The cables report conversations with kings, presidents and foreign ministers ranging from discussions on complicated international issues, complaints about U.S. policy and negotiations on aid and arms sales, to depictions of leaders encouraging attacks on one another’s countries and calling one another liars. U.S. diplomats, in remarks clearly never intended to see the light of day, assess the credibility and personalities of close allies.

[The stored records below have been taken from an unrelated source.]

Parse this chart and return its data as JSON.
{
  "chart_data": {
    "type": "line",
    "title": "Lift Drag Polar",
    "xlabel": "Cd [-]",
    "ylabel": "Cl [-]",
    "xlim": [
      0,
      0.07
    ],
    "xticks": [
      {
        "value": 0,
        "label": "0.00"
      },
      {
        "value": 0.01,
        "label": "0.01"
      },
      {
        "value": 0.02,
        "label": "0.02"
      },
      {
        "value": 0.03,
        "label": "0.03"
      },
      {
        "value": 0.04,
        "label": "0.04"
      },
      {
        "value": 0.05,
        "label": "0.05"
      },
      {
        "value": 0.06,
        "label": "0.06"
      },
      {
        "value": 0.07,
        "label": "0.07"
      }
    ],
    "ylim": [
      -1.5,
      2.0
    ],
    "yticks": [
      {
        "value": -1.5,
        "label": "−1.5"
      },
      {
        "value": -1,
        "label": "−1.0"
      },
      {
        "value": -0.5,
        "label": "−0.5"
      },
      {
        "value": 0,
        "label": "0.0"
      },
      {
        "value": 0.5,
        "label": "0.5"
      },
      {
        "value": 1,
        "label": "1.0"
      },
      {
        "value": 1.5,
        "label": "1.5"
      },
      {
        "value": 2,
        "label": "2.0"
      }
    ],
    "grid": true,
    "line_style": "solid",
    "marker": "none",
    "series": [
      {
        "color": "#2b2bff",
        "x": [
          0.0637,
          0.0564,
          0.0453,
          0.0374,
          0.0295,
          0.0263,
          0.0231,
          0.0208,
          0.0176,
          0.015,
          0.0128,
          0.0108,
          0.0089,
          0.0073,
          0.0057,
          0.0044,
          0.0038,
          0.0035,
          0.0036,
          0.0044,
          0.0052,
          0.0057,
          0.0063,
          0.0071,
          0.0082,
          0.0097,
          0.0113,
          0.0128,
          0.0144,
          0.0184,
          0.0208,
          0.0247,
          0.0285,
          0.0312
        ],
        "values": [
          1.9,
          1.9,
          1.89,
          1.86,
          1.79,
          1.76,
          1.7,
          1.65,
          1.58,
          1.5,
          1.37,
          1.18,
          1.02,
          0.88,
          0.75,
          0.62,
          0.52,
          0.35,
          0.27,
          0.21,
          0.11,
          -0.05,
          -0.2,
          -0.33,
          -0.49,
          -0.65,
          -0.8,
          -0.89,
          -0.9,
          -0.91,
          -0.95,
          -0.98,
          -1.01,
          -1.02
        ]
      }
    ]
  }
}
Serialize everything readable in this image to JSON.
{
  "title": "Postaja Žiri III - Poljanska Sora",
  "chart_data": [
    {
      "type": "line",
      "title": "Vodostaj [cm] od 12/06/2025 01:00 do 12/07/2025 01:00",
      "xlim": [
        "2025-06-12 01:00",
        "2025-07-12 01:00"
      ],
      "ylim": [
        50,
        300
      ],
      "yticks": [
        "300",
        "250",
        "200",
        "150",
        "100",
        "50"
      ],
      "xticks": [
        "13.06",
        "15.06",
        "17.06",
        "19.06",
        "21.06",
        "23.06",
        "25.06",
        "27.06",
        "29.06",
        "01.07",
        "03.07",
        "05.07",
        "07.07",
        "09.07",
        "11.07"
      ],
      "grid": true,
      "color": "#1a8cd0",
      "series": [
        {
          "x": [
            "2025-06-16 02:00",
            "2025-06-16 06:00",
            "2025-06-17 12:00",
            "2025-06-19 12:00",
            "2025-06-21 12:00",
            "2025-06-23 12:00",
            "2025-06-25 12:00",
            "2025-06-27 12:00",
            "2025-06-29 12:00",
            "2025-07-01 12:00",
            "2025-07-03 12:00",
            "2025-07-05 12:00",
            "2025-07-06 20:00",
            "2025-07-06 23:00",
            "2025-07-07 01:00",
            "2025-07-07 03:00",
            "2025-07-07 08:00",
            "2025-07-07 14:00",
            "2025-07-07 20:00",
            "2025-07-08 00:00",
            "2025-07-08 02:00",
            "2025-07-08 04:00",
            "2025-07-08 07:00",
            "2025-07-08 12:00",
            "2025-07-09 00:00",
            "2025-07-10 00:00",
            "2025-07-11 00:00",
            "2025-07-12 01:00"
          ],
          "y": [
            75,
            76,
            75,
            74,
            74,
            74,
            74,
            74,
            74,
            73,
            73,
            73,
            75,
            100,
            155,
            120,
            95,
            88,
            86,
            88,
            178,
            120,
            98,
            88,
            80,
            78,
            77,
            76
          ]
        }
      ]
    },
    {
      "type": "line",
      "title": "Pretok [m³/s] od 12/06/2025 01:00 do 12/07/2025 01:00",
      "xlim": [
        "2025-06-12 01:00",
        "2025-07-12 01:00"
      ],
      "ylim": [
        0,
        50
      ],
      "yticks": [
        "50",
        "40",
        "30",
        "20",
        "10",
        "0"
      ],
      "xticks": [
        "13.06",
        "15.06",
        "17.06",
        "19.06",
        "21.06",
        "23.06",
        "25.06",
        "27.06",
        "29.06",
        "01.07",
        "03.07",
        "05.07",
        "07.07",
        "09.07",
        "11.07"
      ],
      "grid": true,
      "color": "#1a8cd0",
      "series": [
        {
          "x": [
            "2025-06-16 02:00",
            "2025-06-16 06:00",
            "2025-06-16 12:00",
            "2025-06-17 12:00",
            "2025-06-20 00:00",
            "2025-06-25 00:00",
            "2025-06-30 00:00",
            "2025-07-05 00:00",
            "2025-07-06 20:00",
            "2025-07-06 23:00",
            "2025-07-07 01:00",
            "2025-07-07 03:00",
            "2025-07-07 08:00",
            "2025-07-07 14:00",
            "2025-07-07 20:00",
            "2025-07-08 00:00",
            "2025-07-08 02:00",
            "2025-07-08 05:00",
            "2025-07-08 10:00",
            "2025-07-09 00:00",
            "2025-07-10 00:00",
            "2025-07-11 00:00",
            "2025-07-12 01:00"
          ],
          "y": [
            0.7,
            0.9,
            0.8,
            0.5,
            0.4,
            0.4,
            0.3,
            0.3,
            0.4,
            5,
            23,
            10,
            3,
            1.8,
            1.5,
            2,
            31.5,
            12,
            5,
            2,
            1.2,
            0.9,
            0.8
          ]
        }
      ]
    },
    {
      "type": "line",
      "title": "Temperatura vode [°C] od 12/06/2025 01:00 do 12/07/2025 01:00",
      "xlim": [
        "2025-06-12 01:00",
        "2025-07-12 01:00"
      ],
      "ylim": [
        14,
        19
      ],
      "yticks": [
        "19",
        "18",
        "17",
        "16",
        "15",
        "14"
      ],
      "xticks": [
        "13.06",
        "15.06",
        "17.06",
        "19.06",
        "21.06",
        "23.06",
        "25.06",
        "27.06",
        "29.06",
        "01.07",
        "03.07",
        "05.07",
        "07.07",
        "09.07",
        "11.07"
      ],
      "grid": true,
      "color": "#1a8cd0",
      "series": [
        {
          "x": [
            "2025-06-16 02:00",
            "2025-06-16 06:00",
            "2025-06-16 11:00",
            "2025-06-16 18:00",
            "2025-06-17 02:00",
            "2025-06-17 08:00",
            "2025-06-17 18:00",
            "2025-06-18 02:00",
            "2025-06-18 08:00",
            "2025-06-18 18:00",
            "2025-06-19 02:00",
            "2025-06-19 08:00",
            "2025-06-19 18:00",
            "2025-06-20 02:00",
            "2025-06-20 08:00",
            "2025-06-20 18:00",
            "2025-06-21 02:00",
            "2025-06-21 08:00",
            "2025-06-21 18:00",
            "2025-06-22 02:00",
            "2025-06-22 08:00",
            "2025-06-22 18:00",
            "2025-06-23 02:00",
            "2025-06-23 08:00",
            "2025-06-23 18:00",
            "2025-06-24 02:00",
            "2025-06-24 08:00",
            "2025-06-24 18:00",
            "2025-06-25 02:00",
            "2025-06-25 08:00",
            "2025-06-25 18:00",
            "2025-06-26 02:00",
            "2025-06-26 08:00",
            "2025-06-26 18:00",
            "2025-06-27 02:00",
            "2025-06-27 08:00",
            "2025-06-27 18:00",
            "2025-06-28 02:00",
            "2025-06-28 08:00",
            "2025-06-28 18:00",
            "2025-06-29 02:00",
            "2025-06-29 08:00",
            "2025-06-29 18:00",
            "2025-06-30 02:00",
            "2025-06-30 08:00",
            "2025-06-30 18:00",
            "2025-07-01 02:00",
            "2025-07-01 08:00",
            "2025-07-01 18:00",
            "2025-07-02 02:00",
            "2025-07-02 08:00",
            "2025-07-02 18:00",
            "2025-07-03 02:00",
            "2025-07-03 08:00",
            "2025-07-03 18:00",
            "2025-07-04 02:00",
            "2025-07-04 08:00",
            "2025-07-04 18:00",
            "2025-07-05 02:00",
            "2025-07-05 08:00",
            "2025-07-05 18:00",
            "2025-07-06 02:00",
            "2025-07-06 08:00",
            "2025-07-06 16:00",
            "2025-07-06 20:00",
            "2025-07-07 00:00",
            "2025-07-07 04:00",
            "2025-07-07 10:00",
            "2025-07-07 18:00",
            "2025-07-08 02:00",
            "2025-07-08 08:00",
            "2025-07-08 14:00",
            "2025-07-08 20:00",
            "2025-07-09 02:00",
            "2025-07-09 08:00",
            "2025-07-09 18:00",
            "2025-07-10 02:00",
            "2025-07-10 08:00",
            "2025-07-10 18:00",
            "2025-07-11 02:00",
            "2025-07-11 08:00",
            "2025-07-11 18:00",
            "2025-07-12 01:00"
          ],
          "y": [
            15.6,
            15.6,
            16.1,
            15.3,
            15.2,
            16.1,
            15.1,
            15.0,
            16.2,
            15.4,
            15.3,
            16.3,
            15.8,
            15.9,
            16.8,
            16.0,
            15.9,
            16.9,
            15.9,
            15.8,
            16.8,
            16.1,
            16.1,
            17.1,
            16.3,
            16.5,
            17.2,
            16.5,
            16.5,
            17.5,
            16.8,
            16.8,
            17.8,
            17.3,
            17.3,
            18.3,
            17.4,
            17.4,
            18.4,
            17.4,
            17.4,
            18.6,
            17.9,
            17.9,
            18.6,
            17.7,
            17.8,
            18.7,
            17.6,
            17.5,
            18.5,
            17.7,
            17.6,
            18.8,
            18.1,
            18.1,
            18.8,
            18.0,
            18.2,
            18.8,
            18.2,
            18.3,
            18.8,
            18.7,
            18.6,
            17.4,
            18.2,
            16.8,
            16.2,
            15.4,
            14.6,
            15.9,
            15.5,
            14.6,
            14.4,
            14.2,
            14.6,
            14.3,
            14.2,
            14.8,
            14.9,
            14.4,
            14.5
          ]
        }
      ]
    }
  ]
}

Yemeni President Ali Abdullah Saleh, who has told his own country that attacks against terrorist targets there were conducted by Yemen’s air force, discussed what were actually U.S. airstrikes at length with Gen. David Petraeus, then head of the U.S. Central Command, according to a memo recounting their January meeting.

Saleh “praised” the strikes that took place in December, the cable said, but complained that the Americans had killed too many civilians, an assessment with which Petraeus took issue. Saleh “did not have any objection, however, to General Petraeus’s proposal to move away from the use of cruise missiles and instead have U.S. fixed-wing bombers circle outside Yemeni territory, ‘out of sight,’” the cable said.

“We’ll continue saying the bombs are ours, not yours,” Saleh said, according to the cable.

Beyond the outrage and headlines already spreading abroad was the knowledge that there were many more revelations to come. In its initial Web postings over the weekend, WikiLeaks released only a small fraction of the more than 250,000 documents it has said it will eventually publish, nearly all of them from the George W. Bush and Obama administrations. The New York Times, one of several news organizations that have received access to the documents, said in Monday’s edition that it planned nine days of coverage.

A senior Arab official said governments in his part of the world were less concerned about what the revelations will mean for their relations with the United States than about their own region.

“Even the Latin Americans are concerned,” said a senior congressional aide. According to WikiLeaks, upcoming releases include thousands of State Department cables concerning countries such as Venezuela and Colombia, which have complicated relations with the United States and with one another.